Dear God.It's thundering like hell outside. That can only mean one thing...a good old fashioned southern storm. In other words, it's time to run like hell. Tornadoes and the associated shit storm are a comin'.. Good thing I'm drunk as fuck, if a tornado hits my house I'll just kind of roll with the punches as long as I don't bang into a cow (Or an OU cheerleader) if I get get sucked up into a twister.
Since when is that what a "good old fashioned southern storm" means? In Tennessee it seems to mean you raid every grocery store within 50 miles of bread and milk. I generally raid for Jack Daniels at the liquor store, if it's not fucking sunday.
I worked in a grocery store during college. They called for a "wintery mix" one time, and the store ran out of buggies (shopping carts if you're not from the south). No kidding, we had people waiting on standby for buggies because it *might* snow. And, seriously, we're in GA...if it snows, we'll be stuck for 10-12 hours, tops.
How the fuck can a college library not have any coffee for sale within 2 miles of it at 9 pm the weekend before finals. Wouldn't it make fucking sense to set up a vending machine in the library or something. I cannot conceive of how nobody has revolted because of this yet. Back when I went to school on the mainland we had a small coffee shop in the library. It made a shitload of cash. Are the people here just economically retarded???? Students studying = students drinking coffee. I want to punch someone. The worst part is, there are two coffee shops on campus that close at 5pm. Lets think about it. Are students more likely to drink coffee at 3:30 when its fucking 90 degrees, or at 9 pm when they are cramming for tests and its a nice coffee drinking temperature. The least these fucking shops could do would be stay open late during fucking FINALS week. I'll reiterate it: I want to punch someone.
Trust me, if I had good credit and lots of money and time I'd be all over that shit. Hmmm, what I need is some financiers. Time to call up the local Colombian drug lord.

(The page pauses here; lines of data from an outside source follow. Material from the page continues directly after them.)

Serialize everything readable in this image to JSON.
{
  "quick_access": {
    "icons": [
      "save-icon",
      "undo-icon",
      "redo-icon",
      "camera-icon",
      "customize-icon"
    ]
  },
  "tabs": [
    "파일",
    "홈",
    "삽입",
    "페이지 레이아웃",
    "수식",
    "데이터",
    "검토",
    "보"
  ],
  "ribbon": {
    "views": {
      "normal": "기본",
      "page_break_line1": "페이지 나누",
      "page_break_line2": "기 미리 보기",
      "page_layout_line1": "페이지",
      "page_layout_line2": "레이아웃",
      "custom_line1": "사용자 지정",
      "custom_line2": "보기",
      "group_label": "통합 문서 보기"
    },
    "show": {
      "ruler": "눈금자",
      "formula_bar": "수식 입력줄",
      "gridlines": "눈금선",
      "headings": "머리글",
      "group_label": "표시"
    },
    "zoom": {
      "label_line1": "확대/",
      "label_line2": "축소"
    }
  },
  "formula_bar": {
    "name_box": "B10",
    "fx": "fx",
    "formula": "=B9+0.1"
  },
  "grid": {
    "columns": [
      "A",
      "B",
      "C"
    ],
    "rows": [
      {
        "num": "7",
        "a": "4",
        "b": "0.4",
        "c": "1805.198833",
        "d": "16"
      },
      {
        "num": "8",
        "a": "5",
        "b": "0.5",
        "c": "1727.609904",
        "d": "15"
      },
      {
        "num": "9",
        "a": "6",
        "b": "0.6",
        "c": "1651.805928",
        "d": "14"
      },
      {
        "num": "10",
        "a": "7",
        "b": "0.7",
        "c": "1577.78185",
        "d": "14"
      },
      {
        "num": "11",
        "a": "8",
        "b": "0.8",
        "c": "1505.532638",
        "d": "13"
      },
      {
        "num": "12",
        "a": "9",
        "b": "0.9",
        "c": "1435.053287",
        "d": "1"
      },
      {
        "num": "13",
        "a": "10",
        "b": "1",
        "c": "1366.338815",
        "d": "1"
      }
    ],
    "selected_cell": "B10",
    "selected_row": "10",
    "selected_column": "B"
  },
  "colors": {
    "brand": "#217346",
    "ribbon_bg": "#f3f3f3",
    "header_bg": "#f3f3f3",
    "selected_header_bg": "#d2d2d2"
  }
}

Sometimes unemployment works well. Like when sometimes it feels like it should be Saturday, but it's really Friday, but the next day it feels like Friday, but . . .
Wow. I sure did miss a party last night! I just read back through the last few pages of this thread. Sadly, my opinion is skewed because I'm both a girl and sober, but here goes: - I have to agree with Blue Dog. Being self-aware has nothing to do with having teeth. I think if giners were self aware they could do some damage, but probably that damage wouldn't involve biting. - I don't know why more women don't post drunk. Maybe the 'giners with teeth' debate is old or something. - Toytoy88, you have problems, buddy. Go make sure your shutters are tied down and the still isn't going to get damaged in the flood. That's all. Continue on. Oh, and some advise I should issue publicly: lots of water, a Wendy's Bacon Double Cheeseburger and a baked potato with cheese and broccoli will cure your hangover right now. Or you'll puke, but either way you'll feel better.
Noon, the girlfriend just left to do laundry, said I was getting anal when she got home, and Goodfellas is on TV. Between all that, and some whiskey, today's looking pretty good.
But did she specifically say that it would be you in her anus? I'd start some stretching exercises just in case matey.